I was at the gym tonight about to battle 'The Beast' (that's the endearing term for the most gosh awful stair climber on the face of the earth) and decided to do a quick run-through of the stash of trashy magazines before I climbed my way to misery. As I was reading through the regulars (US Weekly, People, etc.), I had a premonition. . . the stars in these magazines look like crap!
Not that I have a lot to compare to. . . afterall, I am the one who needs to spend about six years on a stair climber before I am even in the same hemisphere of shape as these women. But seriously, how is it that these magazine photographers manage to catch stars when they look their absolute worst? We aren't just talking 'I left my house without mascara' bad either. We are talking 'I decided not to bathe or brush my hair or change clothes between movies' bad and for some stars, that's a ridiculously long time!
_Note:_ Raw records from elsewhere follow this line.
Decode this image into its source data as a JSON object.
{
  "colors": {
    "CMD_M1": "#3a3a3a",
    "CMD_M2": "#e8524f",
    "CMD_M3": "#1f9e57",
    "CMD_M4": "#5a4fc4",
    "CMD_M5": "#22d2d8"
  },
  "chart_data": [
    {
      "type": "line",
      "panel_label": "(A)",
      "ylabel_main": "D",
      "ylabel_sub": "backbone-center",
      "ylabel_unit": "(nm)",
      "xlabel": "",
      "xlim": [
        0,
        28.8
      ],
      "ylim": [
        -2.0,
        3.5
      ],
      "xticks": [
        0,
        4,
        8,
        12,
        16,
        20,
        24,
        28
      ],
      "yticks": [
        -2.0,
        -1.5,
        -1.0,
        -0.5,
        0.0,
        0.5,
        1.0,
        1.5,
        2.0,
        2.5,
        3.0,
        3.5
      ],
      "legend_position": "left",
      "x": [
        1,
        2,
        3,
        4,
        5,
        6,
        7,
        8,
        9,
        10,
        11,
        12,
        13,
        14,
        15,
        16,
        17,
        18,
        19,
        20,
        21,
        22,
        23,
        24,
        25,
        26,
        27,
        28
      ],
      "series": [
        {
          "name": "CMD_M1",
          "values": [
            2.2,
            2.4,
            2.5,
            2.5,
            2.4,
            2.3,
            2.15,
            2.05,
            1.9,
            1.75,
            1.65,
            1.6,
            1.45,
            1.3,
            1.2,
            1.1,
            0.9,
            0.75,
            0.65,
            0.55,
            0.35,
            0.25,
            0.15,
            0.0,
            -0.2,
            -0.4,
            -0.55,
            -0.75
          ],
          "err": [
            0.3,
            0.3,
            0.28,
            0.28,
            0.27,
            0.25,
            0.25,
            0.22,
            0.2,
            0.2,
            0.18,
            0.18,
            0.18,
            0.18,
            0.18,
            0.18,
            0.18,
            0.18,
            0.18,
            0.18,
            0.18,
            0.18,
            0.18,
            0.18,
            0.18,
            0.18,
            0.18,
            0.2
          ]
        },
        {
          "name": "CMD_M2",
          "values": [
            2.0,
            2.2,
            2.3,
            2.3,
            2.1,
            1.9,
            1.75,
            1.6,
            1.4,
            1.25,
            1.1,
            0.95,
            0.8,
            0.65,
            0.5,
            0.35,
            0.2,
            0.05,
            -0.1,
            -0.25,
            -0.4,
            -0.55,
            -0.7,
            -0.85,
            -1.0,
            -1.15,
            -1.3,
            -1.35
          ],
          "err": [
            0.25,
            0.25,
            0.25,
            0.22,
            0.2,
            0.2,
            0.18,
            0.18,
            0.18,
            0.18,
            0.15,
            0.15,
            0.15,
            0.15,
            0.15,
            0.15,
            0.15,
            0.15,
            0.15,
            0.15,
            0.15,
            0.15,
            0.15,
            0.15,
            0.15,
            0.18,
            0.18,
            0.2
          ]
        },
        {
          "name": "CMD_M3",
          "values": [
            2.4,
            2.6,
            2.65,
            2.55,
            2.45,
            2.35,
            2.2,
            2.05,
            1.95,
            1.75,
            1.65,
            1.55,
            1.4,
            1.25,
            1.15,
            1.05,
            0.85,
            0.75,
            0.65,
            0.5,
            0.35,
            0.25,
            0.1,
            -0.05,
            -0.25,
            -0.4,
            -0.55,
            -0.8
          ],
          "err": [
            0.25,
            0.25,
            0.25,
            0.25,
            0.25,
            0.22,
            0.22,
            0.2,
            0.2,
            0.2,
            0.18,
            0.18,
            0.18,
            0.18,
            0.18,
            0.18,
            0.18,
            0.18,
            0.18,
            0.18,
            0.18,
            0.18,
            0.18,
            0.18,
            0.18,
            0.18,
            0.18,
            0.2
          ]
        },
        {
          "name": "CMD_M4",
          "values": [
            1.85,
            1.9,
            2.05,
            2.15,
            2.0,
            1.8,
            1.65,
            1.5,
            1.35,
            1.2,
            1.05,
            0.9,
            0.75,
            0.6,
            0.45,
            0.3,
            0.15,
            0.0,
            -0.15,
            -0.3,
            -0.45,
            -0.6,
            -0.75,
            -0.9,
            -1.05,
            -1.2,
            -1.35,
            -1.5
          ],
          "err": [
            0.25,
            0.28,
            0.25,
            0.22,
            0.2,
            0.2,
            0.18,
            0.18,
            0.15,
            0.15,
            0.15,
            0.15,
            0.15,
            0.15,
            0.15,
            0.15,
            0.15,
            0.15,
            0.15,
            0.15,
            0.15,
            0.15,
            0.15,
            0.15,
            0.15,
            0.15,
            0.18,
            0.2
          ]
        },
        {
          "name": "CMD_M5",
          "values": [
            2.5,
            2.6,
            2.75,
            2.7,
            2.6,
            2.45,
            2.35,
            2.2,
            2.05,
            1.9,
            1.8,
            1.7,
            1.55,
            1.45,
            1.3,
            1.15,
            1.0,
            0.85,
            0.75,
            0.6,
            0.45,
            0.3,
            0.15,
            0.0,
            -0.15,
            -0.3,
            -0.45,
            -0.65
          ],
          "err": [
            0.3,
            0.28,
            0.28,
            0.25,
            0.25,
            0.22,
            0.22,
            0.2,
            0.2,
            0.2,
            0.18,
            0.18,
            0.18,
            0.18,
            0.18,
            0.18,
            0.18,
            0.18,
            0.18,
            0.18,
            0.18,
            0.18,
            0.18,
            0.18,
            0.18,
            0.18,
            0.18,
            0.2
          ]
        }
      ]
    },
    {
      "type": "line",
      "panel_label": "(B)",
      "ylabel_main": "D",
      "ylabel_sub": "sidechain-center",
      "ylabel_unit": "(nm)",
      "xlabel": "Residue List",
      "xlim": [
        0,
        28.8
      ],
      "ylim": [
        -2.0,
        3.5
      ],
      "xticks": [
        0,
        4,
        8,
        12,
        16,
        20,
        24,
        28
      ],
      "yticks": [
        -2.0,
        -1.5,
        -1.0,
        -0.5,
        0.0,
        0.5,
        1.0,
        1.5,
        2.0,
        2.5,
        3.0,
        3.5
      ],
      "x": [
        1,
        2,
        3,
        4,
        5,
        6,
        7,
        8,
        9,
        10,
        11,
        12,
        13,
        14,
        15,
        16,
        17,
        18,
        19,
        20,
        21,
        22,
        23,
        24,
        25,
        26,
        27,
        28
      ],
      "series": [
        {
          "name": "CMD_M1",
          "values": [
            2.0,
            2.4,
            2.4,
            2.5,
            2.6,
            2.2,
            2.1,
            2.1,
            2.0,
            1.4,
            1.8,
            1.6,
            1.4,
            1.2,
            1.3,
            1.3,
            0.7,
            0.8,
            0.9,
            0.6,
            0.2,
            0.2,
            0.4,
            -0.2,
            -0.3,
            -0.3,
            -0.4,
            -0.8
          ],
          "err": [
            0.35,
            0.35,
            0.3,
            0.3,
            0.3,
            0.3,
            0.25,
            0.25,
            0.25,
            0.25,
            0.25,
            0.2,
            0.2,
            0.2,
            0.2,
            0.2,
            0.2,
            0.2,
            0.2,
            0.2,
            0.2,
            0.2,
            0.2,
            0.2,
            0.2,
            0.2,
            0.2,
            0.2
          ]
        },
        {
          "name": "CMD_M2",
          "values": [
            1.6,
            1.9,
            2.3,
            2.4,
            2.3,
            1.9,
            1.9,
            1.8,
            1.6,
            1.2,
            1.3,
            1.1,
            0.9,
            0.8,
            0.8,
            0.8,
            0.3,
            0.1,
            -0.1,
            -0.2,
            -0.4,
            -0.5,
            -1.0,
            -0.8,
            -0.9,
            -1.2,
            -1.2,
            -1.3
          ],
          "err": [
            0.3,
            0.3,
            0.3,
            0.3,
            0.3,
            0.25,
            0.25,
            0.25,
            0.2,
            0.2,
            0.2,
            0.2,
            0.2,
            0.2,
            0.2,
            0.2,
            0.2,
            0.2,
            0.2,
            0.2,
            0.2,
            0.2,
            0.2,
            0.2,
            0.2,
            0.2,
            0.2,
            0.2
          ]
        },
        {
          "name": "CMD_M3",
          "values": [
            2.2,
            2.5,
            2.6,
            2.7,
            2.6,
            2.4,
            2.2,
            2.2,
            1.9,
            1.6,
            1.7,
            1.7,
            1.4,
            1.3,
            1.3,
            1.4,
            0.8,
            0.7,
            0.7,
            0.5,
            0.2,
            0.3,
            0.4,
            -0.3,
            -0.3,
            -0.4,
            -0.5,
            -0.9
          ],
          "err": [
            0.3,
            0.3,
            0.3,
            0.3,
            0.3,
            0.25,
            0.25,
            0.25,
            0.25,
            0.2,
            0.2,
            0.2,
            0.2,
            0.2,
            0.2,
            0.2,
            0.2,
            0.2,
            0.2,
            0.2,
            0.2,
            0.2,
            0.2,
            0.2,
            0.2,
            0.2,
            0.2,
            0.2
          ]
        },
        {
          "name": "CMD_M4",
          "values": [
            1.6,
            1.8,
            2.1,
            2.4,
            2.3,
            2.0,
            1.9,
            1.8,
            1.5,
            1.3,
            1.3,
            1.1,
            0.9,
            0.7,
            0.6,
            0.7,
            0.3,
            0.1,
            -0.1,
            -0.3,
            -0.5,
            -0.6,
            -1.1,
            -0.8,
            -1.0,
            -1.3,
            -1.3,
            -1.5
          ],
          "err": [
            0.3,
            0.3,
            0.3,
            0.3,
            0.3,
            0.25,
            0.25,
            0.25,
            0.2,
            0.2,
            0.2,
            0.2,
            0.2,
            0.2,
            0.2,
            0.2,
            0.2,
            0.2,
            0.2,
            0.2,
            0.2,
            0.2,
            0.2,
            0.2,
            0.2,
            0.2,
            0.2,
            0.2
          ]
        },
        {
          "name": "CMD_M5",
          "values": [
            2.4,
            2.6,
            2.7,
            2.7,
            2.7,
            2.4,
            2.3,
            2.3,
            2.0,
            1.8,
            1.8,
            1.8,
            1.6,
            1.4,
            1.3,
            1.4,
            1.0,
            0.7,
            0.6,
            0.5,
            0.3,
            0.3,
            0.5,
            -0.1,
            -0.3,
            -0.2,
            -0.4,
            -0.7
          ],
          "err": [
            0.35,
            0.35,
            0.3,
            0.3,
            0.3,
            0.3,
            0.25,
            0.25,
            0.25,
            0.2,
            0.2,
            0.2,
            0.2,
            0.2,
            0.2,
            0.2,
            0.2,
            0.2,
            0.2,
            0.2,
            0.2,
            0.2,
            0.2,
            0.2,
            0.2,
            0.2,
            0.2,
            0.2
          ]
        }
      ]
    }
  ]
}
Then, it came to me. There is an old saying : Any publicity is good publicity. So, how do struggling stars make the first 10 pages of any magazine? There is only one surefire way. They go out in public dressed like a homeless person! I'm not just talking 'dressing down' either. I'm talking really, really sick it up.
Because it amused me, I'm going to share a few favorites with you straight from one of the classiest magazines I know (no, not the National Inquirer). Forbes Magazine did an actual slideshow on 'Overexposed Celebrities' which, oddly enough, happen to be some of the worst dressed people that I have ever seen (point about publicity proven, huh?): http://www.forbes.com/2006/10/04/tech-media_cx_lr_100406_celeb_slide.html?thisSpeed=12000
My favorite from the show:
Pamela's mangled face! It's awsomely sick. Somebody get that woman a chisel.
Moral of the story: If you are ever in Beverly Hills, oversized furry boots with cutoffs, a t-shirt and a beanie are not just for Arkansas anymore. Sport 'em on Rodeo and I'll see you in US Magazine.